В истории изобразительного искусства своего рода аномалией считается то, что периоды высочайшей цивилизации обычно не отличаются величайшими произведениями оригинального гения. Но вместо отдаленного или сомнительного вывода, при внимательном рассмотрении это окажется самоочевидным положением. Возьмем, к примеру, случай Древней Греции. Время ее величайшего расцвета наступило тогда, когда уже были созданы ее первые статуи, картины, храмы, трагедии, когда они существовали в изобилии и вкус к ним стал привычным и всеобщим. Но время величайшего гения, несомненно, было тем временем, которое их породило, — что было неизбежно предшествующим другому: так что если бы мы стали ждать эры самого общего утончения для создания высочайших образцов совершенства, мы бы никогда к ним не пришли; поскольку именно эти самые модели, будучи предметом всеобщего изучения и распространяясь в общественной жизни, порождают последние степени вкуса и цивилизации. Когда здание возведено и закончено во всех своих частях, нам остается только любоваться им; и изобретательность уступает место рассудительному одобрению или, в зависимости от темперамента наблюдателей, мелким придиркам. Пока ниши пусты, каждый нерв напряжен, каждая способность приведена в действие, чтобы наполнить их шедеврами мастерства или фантазии: когда они полны, разум отдыхает на том, что было сделано, или развлекается сравнением одного совершенства с другим.

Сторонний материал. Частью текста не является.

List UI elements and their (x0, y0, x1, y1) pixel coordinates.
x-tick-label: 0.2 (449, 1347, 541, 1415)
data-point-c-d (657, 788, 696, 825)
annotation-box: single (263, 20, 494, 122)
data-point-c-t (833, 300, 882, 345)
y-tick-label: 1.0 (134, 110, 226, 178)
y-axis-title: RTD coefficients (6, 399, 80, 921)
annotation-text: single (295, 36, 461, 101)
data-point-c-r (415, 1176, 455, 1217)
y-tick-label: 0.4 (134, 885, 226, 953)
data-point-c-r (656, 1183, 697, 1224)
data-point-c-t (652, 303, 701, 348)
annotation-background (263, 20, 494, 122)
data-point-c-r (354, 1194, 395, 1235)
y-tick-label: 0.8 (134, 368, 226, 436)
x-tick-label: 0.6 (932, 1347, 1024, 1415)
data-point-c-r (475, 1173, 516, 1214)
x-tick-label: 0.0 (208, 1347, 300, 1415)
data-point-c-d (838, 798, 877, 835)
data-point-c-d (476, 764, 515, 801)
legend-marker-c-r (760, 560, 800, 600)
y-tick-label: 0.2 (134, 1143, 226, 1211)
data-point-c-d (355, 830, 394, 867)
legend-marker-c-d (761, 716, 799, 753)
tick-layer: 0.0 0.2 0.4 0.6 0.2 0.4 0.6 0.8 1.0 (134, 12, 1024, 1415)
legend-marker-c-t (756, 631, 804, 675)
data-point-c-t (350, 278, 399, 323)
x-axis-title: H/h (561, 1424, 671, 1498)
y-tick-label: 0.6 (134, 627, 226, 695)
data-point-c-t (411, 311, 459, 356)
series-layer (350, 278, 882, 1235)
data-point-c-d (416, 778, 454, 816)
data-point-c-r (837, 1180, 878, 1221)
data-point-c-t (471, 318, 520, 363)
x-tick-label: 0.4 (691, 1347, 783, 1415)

Отсюда мужественная смелость и творческая энергия — характер одного века, а привередливая и изнеженная утонченность — другого. Таков, по-видимому, порядок природы: и почему мы должны роптать на него? Почему настаивать на насильственном соединении всех видов преимуществ (даже самых противоположных) или отказываться культивировать те, которыми мы обладаем, потому что есть другие, которые мы ценим выше, но которые находятся вне нашей досягаемости? «Мы — ничто, если не критичны». Пусть будет так: но тогда давайте будем критичны, иначе мы будем ничем.